Les parties ne contestent pas qu'elles ont noué une relation commerciale établie depuis 17 années mais s'opposent sur les circonstances de la rupture.
Il résulte des pièces versées aux débats, notamment des échanges de courriels courant 2016, que Madame X souhaitait modifier sa stratégie commerciale et que les termes de la lettre du 13 décembre 2016 ne laissaient aucun doute sur l'intention de Madame X de rompre la relation commerciale, sans toutefois notifier de préavis écrit. Si celle-ci était libre de mettre un terme à la relation commerciale, notamment en raison de son désaccord sur la stratégie de distribution du vin du domaine, elle ne pouvait le faire sans préavis en application de l'article L. 442-6, I 5° précité.
Il ressort des circonstances de la rupture et des termes de la lettre du 13 décembre 2016 que si la société Vinaco a pu prendre acte de cette rupture en restituant dès janvier 2017 son stock de vin du domaine Y, cette restitution ne peut s'analyser comme une acceptation de la rupture et une renonciation non équivoque à se prévaloir d'un préavis, et ce quand bien même la société Vinaco n'a introduit son action qu'en septembre 2018.
Dès lors, Madame X en notifiant la rupture de la relation commerciale établie sans préavis est responsable d'une rupture brutale qui l'oblige à réparer le préjudice en résultant pour la société Vinaco.
Le délai de préavis suffisant, qui s'apprécie au moment de la notification de la rupture, doit s'entendre du temps nécessaire à l'entreprise délaissée pour se réorganiser, c'est-à-dire pour préparer le redéploiement de son activité, trouver un autre partenaire ou une solution de remplacement.
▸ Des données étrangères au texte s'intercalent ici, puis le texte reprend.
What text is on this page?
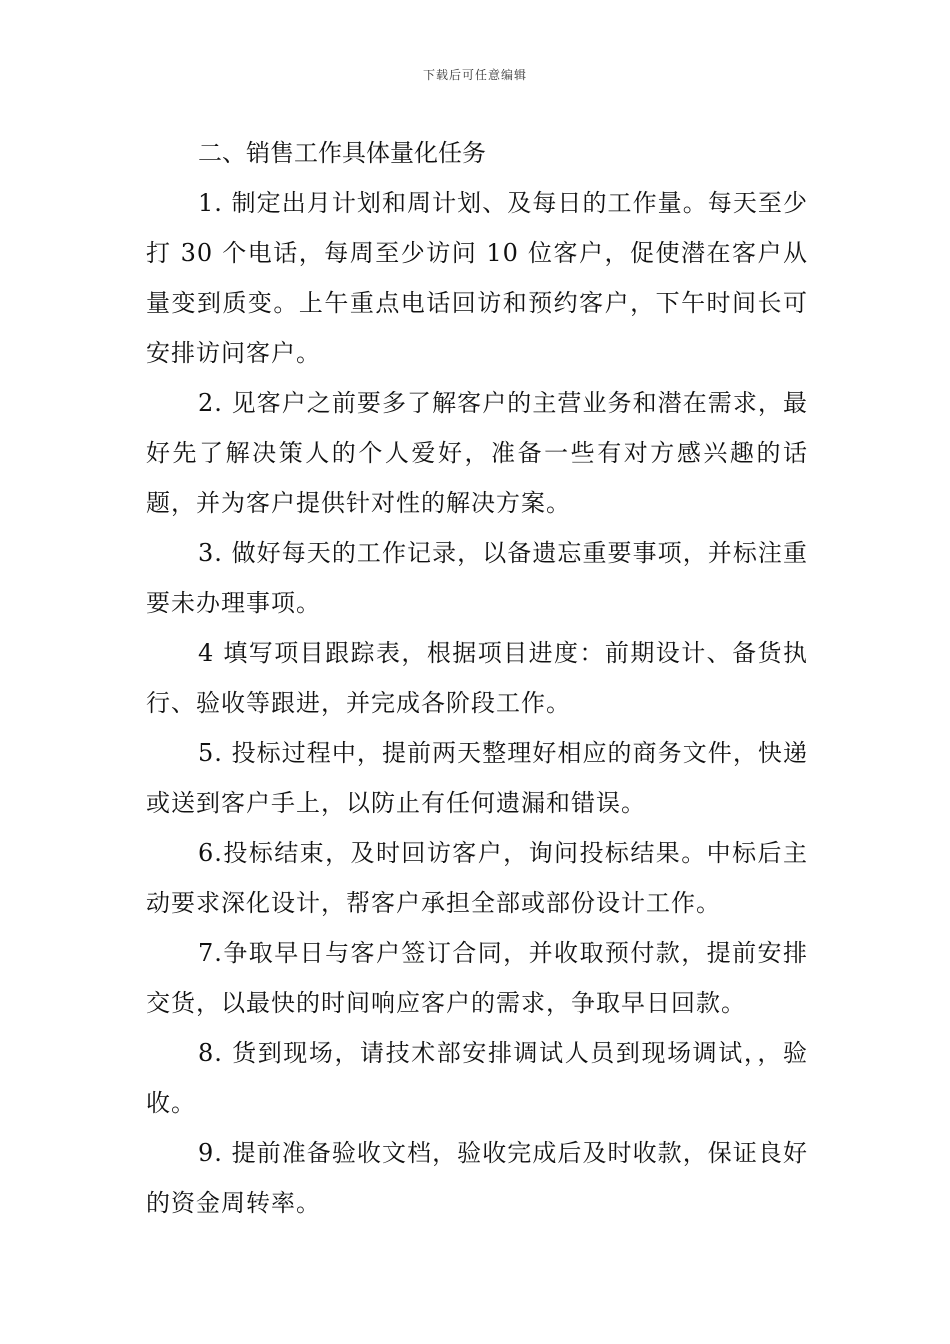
下载后可任意编辑
二、销售工作具体量化任务

1. 制定出月计划和周计划、及每日的工作量。每天至少打 30 个电话，每周至少访问 10 位客户，促使潜在客户从量变到质变。上午重点电话回访和预约客户，下午时间长可安排访问客户。

2. 见客户之前要多了解客户的主营业务和潜在需求，最好先了解决策人的个人爱好，准备一些有对方感兴趣的话题，并为客户提供针对性的解决方案。

3. 做好每天的工作记录，以备遗忘重要事项，并标注重要未办理事项。

4 填写项目跟踪表，根据项目进度：前期设计、备货执行、验收等跟进，并完成各阶段工作。

5. 投标过程中，提前两天整理好相应的商务文件，快递或送到客户手上，以防止有任何遗漏和错误。

6.投标结束，及时回访客户，询问投标结果。中标后主动要求深化设计，帮客户承担全部或部份设计工作。

7.争取早日与客户签订合同，并收取预付款，提前安排交货，以最快的时间响应客户的需求，争取早日回款。

8. 货到现场，请技术部安排调试人员到现场调试，，验收。

9. 提前准备验收文档，验收完成后及时收款，保证良好的资金周转率。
Les principaux critères à prendre en compte sont l'ancienneté des relations, le degré de dépendance économique, le volume d'affaires réalisé, la progression du chiffre d'affaires, les investissements effectués, les relations d'exclusivité et la spécificité des produits et services en cause.
Pour estimer une durée de préavis nécessaire de 24 mois, la société Vinaco se borne à se prévaloir de l'ancienneté de la relation commerciale et son exclusivité de distribution en Corse. La société Vinaco ne donne aucune précision ni sur la part que représente son activité avec le domaine de Y dans son chiffre d'affaires global, ni sur la spécificité du produit et de ses éventuelles difficultés pour retrouver un partenaire de remplacement.
En l'état des éléments d'appréciation soumis à la cour, le préavis nécessaire sera évalué à 5 mois.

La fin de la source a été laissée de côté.